We think it’s going to look a lot like this: what you see here in this Google Tablet video. A parent and child using a tablet like a book – to inspire imagination, not take it hostage. Like any good super hero cape or a musical instrument, with imagination and practice technology can become a conduit of learning.

Which makes this one of the most exciting times in the history of education publishing. So as we hang up our 2013 paper calendars and look forward, we have some ideas about about how a few things might unfold in this new era of digital learning. We’d love to hear what some of these ideas might inspire for you, too.

Happy New Year.

1. Someday, musicians will be physicians. Inspired by by the story of cello-prodigy turned street musician Nathaniel Ayers, classical musician Robert Gupta started a non-profit organization, Street Symphony, to bring healing and a sense of community to people suffering with mental illnesses in the streets and jails of Los Angeles. In this TEDTalks video, he talks about the non-profit organization, the various parallels between medicine and music.

2. Parents will still read print books to their children. Even as studies show improved test scores with tablets over textbooks, studies also show that children and adults can better retain information they read in books. It has something to do with “The Importance of Physical Locations and Human Memory.” Online, readers tend to scroll through information and lose a sense of “where” they read something. Whereas print readers tend to “know” information from a book better because they can remember where they read it on the page. If you’re looking for a few good print book ideas, we’d like to recommend these great books.

3. Physics teachers will use music recording software to teach basics in physics. “Today mixing music, tomorrow sound waves and physics,” says Geoff Diesel, who is working to find ways to use music and technology to reach his school’s at-risk and low-income students. “We’re meeting them on their turf.”

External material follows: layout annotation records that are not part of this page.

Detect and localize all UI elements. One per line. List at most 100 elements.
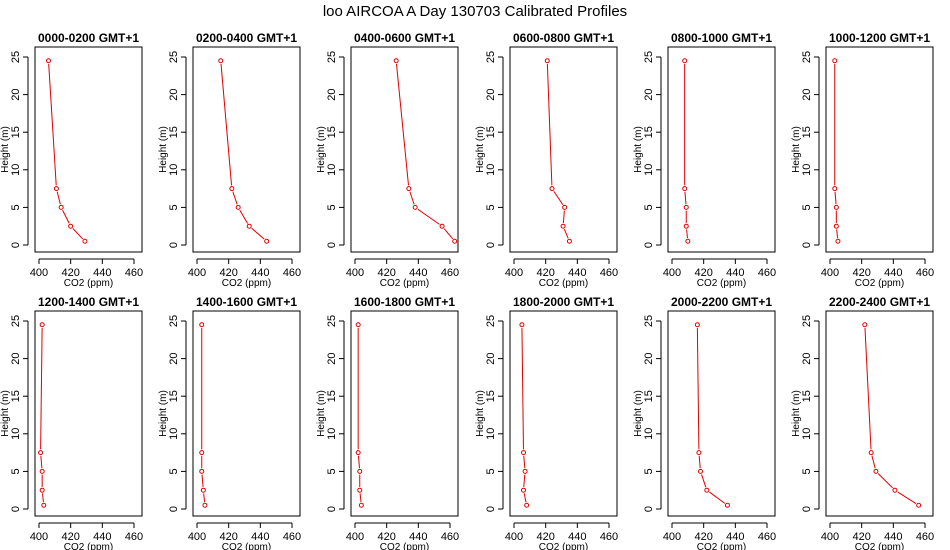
data-point <box>82 238 88 244</box>
y-tick-label: 15 <box>485 390 497 402</box>
data-point <box>393 58 399 64</box>
data-point <box>685 238 691 244</box>
data-point <box>357 468 363 474</box>
x-tick-label: 440 <box>884 267 902 279</box>
x-tick-label: 420 <box>377 531 395 543</box>
y-tick-label: 10 <box>801 164 813 176</box>
profile-segment <box>698 455 701 469</box>
y-tick-label: 5 <box>485 204 497 210</box>
y-tick-label: 10 <box>485 428 497 440</box>
panel-title: 1800-2000 GMT+1 <box>513 295 614 309</box>
data-point <box>46 58 51 64</box>
data-point <box>682 58 688 64</box>
profile-segment <box>251 227 265 240</box>
data-point <box>835 238 841 244</box>
y-tick-label: 5 <box>326 204 338 210</box>
data-point <box>199 322 205 328</box>
x-tick-label: 440 <box>568 531 586 543</box>
data-point <box>439 223 445 229</box>
data-point <box>916 502 922 508</box>
data-point <box>452 238 458 244</box>
y-tick-label: 15 <box>10 390 22 402</box>
x-tick-label: 420 <box>61 531 79 543</box>
x-tick-label: 460 <box>441 531 459 543</box>
y-tick-label: 20 <box>485 88 497 100</box>
data-point <box>39 487 45 493</box>
profile-segment <box>562 210 565 224</box>
y-tick-label: 10 <box>168 164 180 176</box>
data-point <box>58 204 64 210</box>
y-tick-label: 25 <box>10 315 22 327</box>
y-tick-label: 15 <box>801 390 813 402</box>
y-tick-label: 20 <box>643 352 655 364</box>
data-point <box>683 204 689 210</box>
data-point <box>406 186 412 192</box>
y-tick-label: 0 <box>326 242 338 248</box>
y-tick-label: 5 <box>643 468 655 474</box>
data-point <box>549 186 555 192</box>
panel-title: 0000-0200 GMT+1 <box>38 31 139 45</box>
panel-frame <box>667 310 776 517</box>
panel-title: 1400-1600 GMT+1 <box>196 295 297 309</box>
x-tick-label: 400 <box>346 531 364 543</box>
data-point <box>696 450 702 456</box>
y-tick-label: 0 <box>485 242 497 248</box>
x-axis-label: CO2 (ppm) <box>697 542 746 550</box>
x-tick-label: 400 <box>663 267 681 279</box>
x-tick-label: 420 <box>219 267 237 279</box>
panel-frame <box>34 46 143 253</box>
x-tick-label: 440 <box>409 531 427 543</box>
panel-title: 0800-1000 GMT+1 <box>671 31 772 45</box>
y-tick-label: 5 <box>326 468 338 474</box>
data-point <box>868 450 874 456</box>
panel-title: 1000-1200 GMT+1 <box>829 31 930 45</box>
x-tick-label: 460 <box>758 267 776 279</box>
x-tick-label: 420 <box>694 531 712 543</box>
x-tick-label: 460 <box>916 267 934 279</box>
data-point <box>358 502 364 508</box>
data-point <box>38 450 44 456</box>
x-tick-label: 420 <box>694 267 712 279</box>
y-tick-label: 15 <box>643 390 655 402</box>
profile-segment <box>897 491 917 504</box>
profile-segment <box>56 191 61 205</box>
y-tick-label: 20 <box>168 352 180 364</box>
x-tick-label: 400 <box>505 531 523 543</box>
x-tick-label: 460 <box>758 531 776 543</box>
y-axis-label: Height (m) <box>475 390 486 437</box>
y-tick-label: 10 <box>801 428 813 440</box>
profile-segment <box>686 229 688 239</box>
x-axis-label: CO2 (ppm) <box>64 542 113 550</box>
x-tick-label: 440 <box>726 267 744 279</box>
x-tick-label: 440 <box>93 531 111 543</box>
profile-segment <box>40 455 43 469</box>
y-tick-label: 25 <box>326 315 338 327</box>
profile-segment <box>232 191 238 205</box>
x-tick-label: 440 <box>884 531 902 543</box>
data-point <box>199 450 205 456</box>
x-tick-label: 460 <box>600 531 618 543</box>
profile-segment <box>563 228 569 239</box>
y-axis-label: Height (m) <box>316 390 327 437</box>
y-tick-label: 20 <box>10 88 22 100</box>
profile-segment <box>201 474 204 488</box>
y-tick-label: 10 <box>643 164 655 176</box>
y-tick-label: 15 <box>326 390 338 402</box>
y-tick-label: 25 <box>643 51 655 63</box>
profile-segment <box>42 493 44 503</box>
data-point <box>566 238 572 244</box>
y-axis-label: Height (m) <box>791 126 802 173</box>
x-tick-label: 460 <box>125 267 143 279</box>
y-axis-label: Height (m) <box>0 390 11 437</box>
panel-title: 0200-0400 GMT+1 <box>196 31 297 45</box>
profile-segment <box>523 493 527 503</box>
x-tick-label: 400 <box>505 267 523 279</box>
x-tick-label: 420 <box>536 531 554 543</box>
data-point <box>41 502 47 508</box>
data-point <box>521 487 526 493</box>
y-axis-label: Height (m) <box>158 390 169 437</box>
profile-segment <box>877 473 893 489</box>
x-tick-label: 400 <box>188 531 206 543</box>
y-tick-label: 15 <box>326 126 338 138</box>
profile-segment <box>40 327 43 450</box>
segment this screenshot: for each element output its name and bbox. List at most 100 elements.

4. Downtime will return. “Downtime is to the brain what sleep is to the body,” said Dr. Rich of Harvard Medical School to the New York Times. “But kids are in a constant mode of stimulation. The headline is: bring back boredom,” added Dr. Rich, who last month gave a speech to the American Academy of Pediatrics entitled, “Finding Huck Finn: Reclaiming Childhood from the River of Electronic Screens.”

5. The “app gap” will narrow. In the first study of its kind, A Common Sense Media Research Study looked at the prevalence of computer and app learning for children ages newborn to 8 years old and dubbed the term, “app gap.” Nearly three out of four (72%) 0- to 8-year- olds have a computer at home, but access ranges from 48% among those from low-income families (less than $30,000 a year) to 91% among higher-income families (more than $75,000 a year).

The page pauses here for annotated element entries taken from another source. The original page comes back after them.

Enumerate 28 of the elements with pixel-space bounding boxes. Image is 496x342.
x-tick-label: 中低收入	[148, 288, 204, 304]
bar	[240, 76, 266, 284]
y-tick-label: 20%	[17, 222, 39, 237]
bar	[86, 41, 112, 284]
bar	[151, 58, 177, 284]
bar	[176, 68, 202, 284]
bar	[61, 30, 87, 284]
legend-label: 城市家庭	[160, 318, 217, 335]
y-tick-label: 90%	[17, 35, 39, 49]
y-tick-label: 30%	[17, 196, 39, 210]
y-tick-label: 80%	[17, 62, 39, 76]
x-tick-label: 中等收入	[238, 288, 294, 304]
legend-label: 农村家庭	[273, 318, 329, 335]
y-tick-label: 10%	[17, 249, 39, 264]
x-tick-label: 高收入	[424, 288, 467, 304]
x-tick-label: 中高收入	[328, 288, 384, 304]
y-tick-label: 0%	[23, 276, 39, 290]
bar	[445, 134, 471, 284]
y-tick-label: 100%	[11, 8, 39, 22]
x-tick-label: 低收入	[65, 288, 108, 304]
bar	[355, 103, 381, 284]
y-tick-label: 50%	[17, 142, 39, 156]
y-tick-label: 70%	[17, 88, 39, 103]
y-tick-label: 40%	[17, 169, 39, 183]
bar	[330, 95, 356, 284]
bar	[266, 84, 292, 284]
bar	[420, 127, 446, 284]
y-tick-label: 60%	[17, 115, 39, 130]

6. Children will still want to stay up late, way past their bed time. Sorry. We don’t see a way around this one. Kids have been hiding under the covers reading comics and books for years. Video and computer games are quickly becoming a scapegoat for an age old problem: not enough sleep. Researchers are beginning to understand that it’s the lack of sleep, not necessarily the video games and computer exposure, that is having a negative effect on a child’s ability to retain information, according to a recent study published on the Journal of the American Academy of Pediatrics.

7. Technology will never replace the emotional bond between parents and children. Interesting enough, research is indicating that one reason children respond so well to interactive learning is because of the emotional responses created during play. As Kindermusik educators, we’ve been saying this for years: Full sensory, interactive learning strengthens a child’s ability to think, reason, create, and express.

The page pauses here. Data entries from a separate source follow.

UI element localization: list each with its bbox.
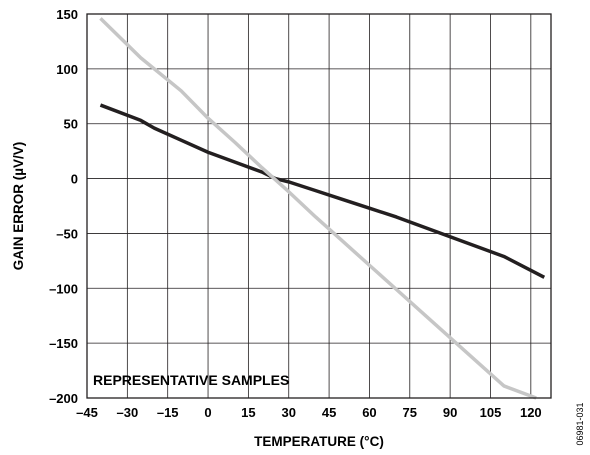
x-tick-label: –45 (76, 405, 98, 420)
y-tick-label: –100 (49, 281, 78, 296)
x-tick-labels: –45 –30 –15 0 15 30 45 60 75 90 105 120 (76, 405, 542, 420)
y-tick-label: 50 (64, 117, 78, 132)
y-tick-label: 150 (56, 7, 78, 22)
series-line-1 (99, 103, 546, 279)
y-tick-label: –200 (49, 391, 78, 406)
x-tick-label: 90 (443, 405, 457, 420)
y-tick-label: –150 (49, 336, 78, 351)
x-tick-label: 120 (520, 405, 542, 420)
y-tick-label: 100 (56, 62, 78, 77)
x-tick-label: 15 (241, 405, 255, 420)
series-line-2 (99, 17, 537, 400)
grid-lines (87, 14, 551, 398)
x-tick-label: 105 (480, 405, 502, 420)
annotation-label: REPRESENTATIVE SAMPLES (93, 372, 289, 388)
y-tick-labels: 150 100 50 0 –50 –100 –150 –200 (49, 7, 78, 406)
x-tick-label: 45 (322, 405, 336, 420)
plot-frame (86, 13, 552, 399)
x-axis-label: TEMPERATURE (°C) (254, 434, 384, 449)
x-tick-label: –15 (157, 405, 179, 420)
figure-id: 06981-031 (575, 402, 585, 445)
x-tick-label: 30 (282, 405, 296, 420)
y-tick-label: –50 (56, 226, 78, 241)
x-tick-label: –30 (116, 405, 138, 420)
x-tick-label: 0 (204, 405, 211, 420)
data-series (99, 17, 546, 400)
x-tick-label: 60 (362, 405, 376, 420)
x-tick-label: 75 (403, 405, 417, 420)
y-tick-label: 0 (71, 172, 78, 187)
y-axis-label: GAIN ERROR (µV/V) (11, 142, 26, 271)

8. In the effort to better help their children use technology in appropriate ways, parents will too. “Communication is the crux of parenting. You need to talk to your kids, or rather, listen to them,” said Larry D. Rosen PhD, in a recent study on the social impact of Facebook on kids at California State University. “The ratio of parent listen to parent talk should be at least five-to-one. Talk one minute and listen for five.” In other words, parents need to turn it off, too.

9. People will always wonder if computers are making things worse. “It’s a catastrophe,” said Alan Eaton, a charismatic Latin teacher. “When rock ’n’ roll came about, we didn’t start using it in classrooms like we’re doing with technology,” he says.

10. Kindermusik will continue to lead the way in digital publishing. We’ve been watching, carefully, the whole time as thought leaders and publishing and technology have been slowly introducing the products that have changed the world. And we’re ready. We also know that the greatest piece of technology can never be improved or replaced — and that’s the heart and mind inside every parent and child.

Happy New Year! And we’re looking forward to 2013!